In 1995, Ferguson was commissioned to write an hour of standup comedy for the Edinburgh Festival Fringe but instead wrote her first play, a solo show titled Heart and Sole. For her performance Ferguson won the Stage Award for Acting Excellence, later transferring the play to the Hampstead Theatre and touring it in Hong Kong and Melbourne.

==Career==

===Writer===
Ferguson has written extensively for BBC Radio 4: three series (18 episodes) of the popular sitcom Millport; various pieces for Woman's Hour including a series of updated fairy tales called After Happy Ever alongside afternoon plays (The Lie, The Fly, and Kindling) as well as comedy monologues for Craig Ferguson. For BBC Radio Scotland she wrote and presented a series exploring the minds of comedy writers, Laughed Off the Page, interviewing Colin Bostock-Smith, Galton and Simpson, Ian Pattison, and Dick Vosburgh. For TV, she has written half-hour pilots for BBC Two and BBC Scotland and a half-hour short film for Channel 4.

A regular contributor to the Edinburgh Festival Fringe, eight of her plays have been produced there and she has won a Fringe First Award from The Scotsman. In 2016, she returned to Edinburgh, writing the play Careful for Horse McDonald, and again in 2017, co-writing Life, Death and Duran Duran with one of her story clients, Sam Shaber.
November 2017, she premiered her new play The Weir Sisters in Glasgow at Òran Mór Play, pie and a pint As well as her performance pieces, she has written various columns for publications including The Scotsman, The Stage, Time Out, The Big Issue and The Herald.

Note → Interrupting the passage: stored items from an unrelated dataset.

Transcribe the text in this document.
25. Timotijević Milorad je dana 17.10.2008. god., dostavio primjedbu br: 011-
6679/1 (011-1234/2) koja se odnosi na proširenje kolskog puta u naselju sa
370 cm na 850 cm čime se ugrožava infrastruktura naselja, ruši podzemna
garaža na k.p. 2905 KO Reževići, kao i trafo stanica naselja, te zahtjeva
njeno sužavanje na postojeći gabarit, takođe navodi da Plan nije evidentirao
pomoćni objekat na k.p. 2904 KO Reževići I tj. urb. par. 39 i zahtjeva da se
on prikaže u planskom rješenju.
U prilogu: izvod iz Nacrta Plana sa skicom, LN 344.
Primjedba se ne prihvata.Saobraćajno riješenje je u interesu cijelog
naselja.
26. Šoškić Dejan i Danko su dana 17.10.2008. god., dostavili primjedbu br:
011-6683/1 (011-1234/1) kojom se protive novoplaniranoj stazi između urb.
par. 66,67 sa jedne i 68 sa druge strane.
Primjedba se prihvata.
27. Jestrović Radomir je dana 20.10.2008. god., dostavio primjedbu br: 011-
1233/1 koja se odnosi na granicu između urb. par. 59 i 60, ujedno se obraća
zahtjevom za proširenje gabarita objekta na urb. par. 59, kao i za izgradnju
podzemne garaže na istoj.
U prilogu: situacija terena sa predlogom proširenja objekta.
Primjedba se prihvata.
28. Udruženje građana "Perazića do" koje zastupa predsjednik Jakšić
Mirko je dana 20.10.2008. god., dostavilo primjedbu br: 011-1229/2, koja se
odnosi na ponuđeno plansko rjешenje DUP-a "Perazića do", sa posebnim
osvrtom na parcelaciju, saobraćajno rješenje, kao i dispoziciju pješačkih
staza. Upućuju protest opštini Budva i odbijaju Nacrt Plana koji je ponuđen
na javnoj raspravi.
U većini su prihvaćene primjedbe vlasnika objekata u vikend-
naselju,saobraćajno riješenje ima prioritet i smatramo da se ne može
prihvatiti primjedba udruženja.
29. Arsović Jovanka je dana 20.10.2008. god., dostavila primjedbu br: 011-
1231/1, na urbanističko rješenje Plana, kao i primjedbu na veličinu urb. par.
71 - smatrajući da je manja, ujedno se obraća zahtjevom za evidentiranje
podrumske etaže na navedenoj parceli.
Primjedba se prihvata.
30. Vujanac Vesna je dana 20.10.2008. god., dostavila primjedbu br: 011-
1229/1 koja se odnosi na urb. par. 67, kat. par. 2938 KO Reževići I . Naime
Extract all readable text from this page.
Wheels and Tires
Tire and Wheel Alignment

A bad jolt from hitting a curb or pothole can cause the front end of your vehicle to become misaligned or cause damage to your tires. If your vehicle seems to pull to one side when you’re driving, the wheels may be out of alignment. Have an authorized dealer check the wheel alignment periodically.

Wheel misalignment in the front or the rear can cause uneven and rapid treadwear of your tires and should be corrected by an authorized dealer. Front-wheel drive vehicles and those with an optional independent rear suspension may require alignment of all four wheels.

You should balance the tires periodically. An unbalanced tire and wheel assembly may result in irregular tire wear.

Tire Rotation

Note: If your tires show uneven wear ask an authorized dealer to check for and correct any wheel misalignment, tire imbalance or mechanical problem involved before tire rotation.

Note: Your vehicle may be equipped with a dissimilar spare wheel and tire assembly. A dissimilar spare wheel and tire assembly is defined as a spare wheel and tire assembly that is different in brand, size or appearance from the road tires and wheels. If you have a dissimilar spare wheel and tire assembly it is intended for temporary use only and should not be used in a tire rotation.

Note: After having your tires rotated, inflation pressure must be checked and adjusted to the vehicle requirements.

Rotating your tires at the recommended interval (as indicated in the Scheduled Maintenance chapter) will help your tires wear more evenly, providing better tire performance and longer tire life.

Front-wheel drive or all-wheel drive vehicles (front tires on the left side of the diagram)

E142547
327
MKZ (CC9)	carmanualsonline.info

She wrote for The Late Late Show with Craig Ferguson, her brother's American talk show/variety program, from October 2008 to June 2011. She was also a writing consultant for Pixar on the film Brave.

===Acting===
As well as winning the Stage Award for Acting Excellence she has been nominated twice. In addition to her own written works, she has performed in theatre extensively. Ferguson toured with the Royal National Theatre in the lead part, Shen Te/ Shui Ta, of the Bertolt Brecht play The Good Person of Szechwan and played the lead in the Traverse Theatre production of Douglas Maxwell's Melody. Vocally, she has numerous credits for radio works and played Mac in the films Chicken Run and Chicken Run: Dawn of the Nugget. For TV she performed regular parts for the Channel 4, comedy drama No Angels and Ben Elton's BBC1 sitcom Blessed, as well as appearances in The Catherine Tate Show and The Bill amongst others.

===As herself===
Ferguson has presented a number of programmes including, Doing the Festival for STV and XS, an arts programme, for the BBC. In addition she has been a contestant on the challenging BBC Radio 4 panel game shows Just a Minute, Loose Ends and Banter. In April and September 2008 she made guest appearances on her brother Craig's talk show, The Late Late Show with Craig Ferguson.

== Personal life ==
She is married to Mark Tweddle, a civil servant and previously a management consultant. The couple have two children as of July 2008.